Educated, soft-spoken, kind-hearted, moderate, and charming – Imam Asim Bukosvoy believes in interfaith dialogue and in developing inter-ethnic relationships with all communities in Los Angeles.
This was my third meeting with Imam Bukosvoy. He was one of a number of clergy we invited from the Christian, Jewish and Muslim communities of LA – Latino, Korean, African American, white, and Jewish – to my synagogue’s (Temple Israel of Hollywood) celebration of the 50th anniversary of Dr. Martin Luther King Jr. speaking in our sanctuary just prior to the Selma to Montgomery march in 1965.
Since our celebration I have reached out to all the visiting clergy who participated in this anniversary event to continue to build on our relationship.
Imam Bukosvoy hails from Istanbul, Turkey. He came to the United States 5 years ago to study, earn his undergraduate and then Masters Degree in Religion from the Claremont Colleges. He is also working on his doctorate. He is 39, married with a 9 month-old baby boy, and when he speaks of his wife and young son a light glows from within.
Asim is articulate, intelligent, sophisticated, and painfully aware of the conflict confronting the Islamic world. He is a moderate, and he explained to me that the Islamic Center of Los Angeles, founded by the late Maher Hatout, established itself as a center to advocate for moderation and against extremist Islamic fundamentalism.
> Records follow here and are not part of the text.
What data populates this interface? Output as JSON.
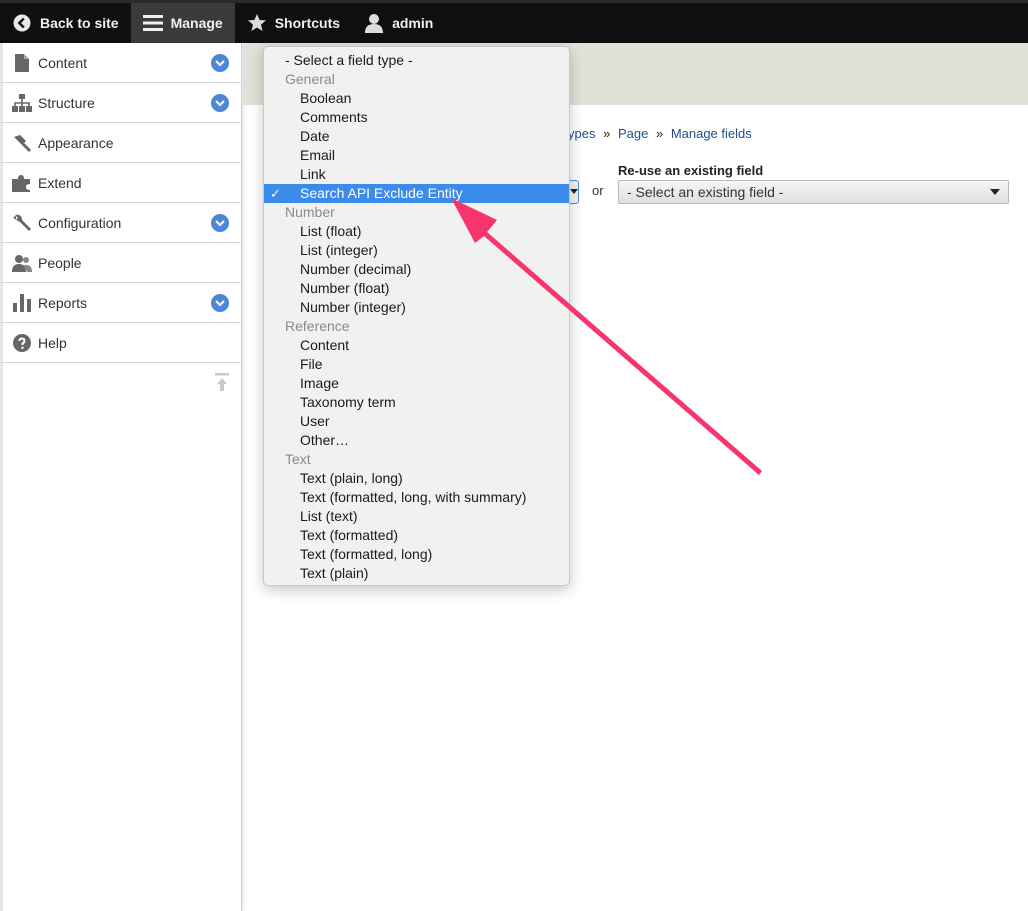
{
  "toolbar": {
    "back_label": "Back to site",
    "manage_label": "Manage",
    "shortcuts_label": "Shortcuts",
    "user_label": "admin"
  },
  "sidebar": {
    "items": [
      {
        "label": "Content",
        "icon": "file-icon",
        "expandable": true
      },
      {
        "label": "Structure",
        "icon": "sitemap-icon",
        "expandable": true
      },
      {
        "label": "Appearance",
        "icon": "paintbrush-icon",
        "expandable": false
      },
      {
        "label": "Extend",
        "icon": "puzzle-icon",
        "expandable": false
      },
      {
        "label": "Configuration",
        "icon": "wrench-icon",
        "expandable": true
      },
      {
        "label": "People",
        "icon": "people-icon",
        "expandable": false
      },
      {
        "label": "Reports",
        "icon": "bar-chart-icon",
        "expandable": true
      },
      {
        "label": "Help",
        "icon": "help-icon",
        "expandable": false
      }
    ]
  },
  "breadcrumb": {
    "partial": "ypes",
    "page": "Page",
    "current": "Manage fields",
    "separator": "»"
  },
  "form": {
    "or_text": "or",
    "reuse_label": "Re-use an existing field",
    "reuse_selected": "- Select an existing field -"
  },
  "dropdown": {
    "placeholder": "- Select a field type -",
    "check_mark": "✓",
    "groups": [
      {
        "label": "General",
        "options": [
          "Boolean",
          "Comments",
          "Date",
          "Email",
          "Link",
          "Search API Exclude Entity"
        ]
      },
      {
        "label": "Number",
        "options": [
          "List (float)",
          "List (integer)",
          "Number (decimal)",
          "Number (float)",
          "Number (integer)"
        ]
      },
      {
        "label": "Reference",
        "options": [
          "Content",
          "File",
          "Image",
          "Taxonomy term",
          "User",
          "Other…"
        ]
      },
      {
        "label": "Text",
        "options": [
          "Text (plain, long)",
          "Text (formatted, long, with summary)",
          "List (text)",
          "Text (formatted)",
          "Text (formatted, long)",
          "Text (plain)"
        ]
      }
    ],
    "selected": "Search API Exclude Entity"
  },
  "colors": {
    "accent": "#3b8bea",
    "annotation_arrow": "#f7346b",
    "toolbar_bg": "#0f0f0f",
    "chevron": "#4f86d4"
  }
}
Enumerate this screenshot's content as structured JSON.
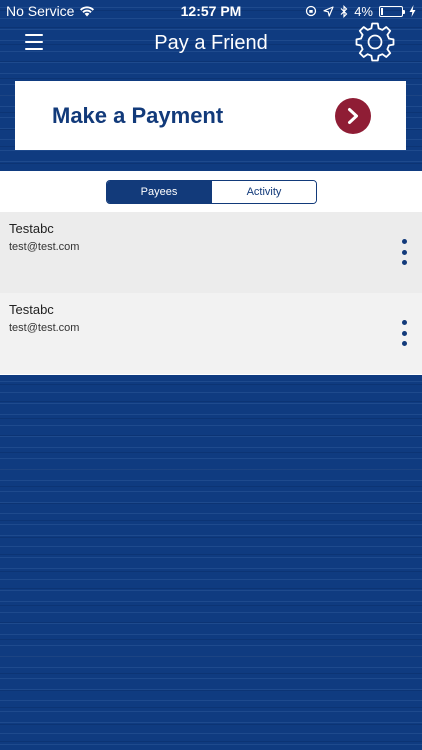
{
  "status_bar": {
    "carrier": "No Service",
    "time": "12:57 PM",
    "battery": "4%"
  },
  "header": {
    "title": "Pay a Friend",
    "menu_icon": "hamburger-menu-icon",
    "settings_icon": "gear-icon"
  },
  "banner": {
    "label": "Make a Payment",
    "icon": "chevron-right-icon"
  },
  "tabs": [
    {
      "label": "Payees",
      "active": true
    },
    {
      "label": "Activity",
      "active": false
    }
  ],
  "payees": [
    {
      "name": "Testabc",
      "email": "test@test.com"
    },
    {
      "name": "Testabc",
      "email": "test@test.com"
    }
  ],
  "colors": {
    "primary": "#123a7a",
    "background": "#0f3b80",
    "accent": "#8f1d35"
  }
}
Imam Bukosvoy is deeply disturbed by ISIS, Al Qaeda, the Muslim Brotherhood, Hamas, Islamic Jihad and all political movements that claim Koranic text and Sharia Law as justification of their actions, which he believes is a distortion and manipulation of Islam for violent and hateful purposes.
I shared with him that I am an activist with J Street, that I am pro-Israel and a passionate American Zionist, who believes that the only solution to the Israeli-Palestinian conflict is in a two-state solution. I told that I am one of three national co-chairs of our J Street Rabbinic Cabinet of nearly 1000 rabbis, that close to 100 Congressional Representatives and Senators are J Street endorsed in Washington, D.C., that our goal is to advocate for an active American policy to help Israel and the Palestinians find a road to a two-state solution. I told him as well that I never hesitate to write or speak publicly about this issue.
Asim understood and seemed supportive of that view.
Then I said: “Asim – it is more important for people like you to speak out than for people like me.”
He looked at me quizzically. I explained: “Your faith is followed by 1.5 billion people; mine has between 15 and 17 million worldwide. The march in Paris following the murders of the 12 cartoon journalists and the 4 Jews in the kosher market included all French citizens, and many Muslim leaders.”
“What is necessary [recalling Tom Friedman’s op-ed in the NY Times] is not a million person march through the streets of Paris, but a million Muslim march against Islamic extremism through the streets of Paris and elsewhere.”
Asim listened. I acknowledged that “any Muslim leader like himself takes on far greater personal risk than a Jew who speaks out in this country. I am sure there are people who would not hesitate to strike out against outspoken Muslim leaders like you who advocate for a liberal interpretation of Islamic law.”
Our lunch went on for nearly two hours and I am pleased that we felt not only a warm personal connection that hopefully will continue to grow, but we shared common values about peace, justice, compassion, and the importance of inter-group dialogue and relationships.
I closed our lunch by saying the following to Asim: “You know – the opposite of peace isn’t war. It’s Truth. If we want Truth, then we must prepare for war. If we want peace, then we must prepare for compromise and honorable acceptance of the other. No one has all the Truth anyway – only God possesses that – and anyone who claims they do are essentially wrong.”
We parted and hoped for more contact soon.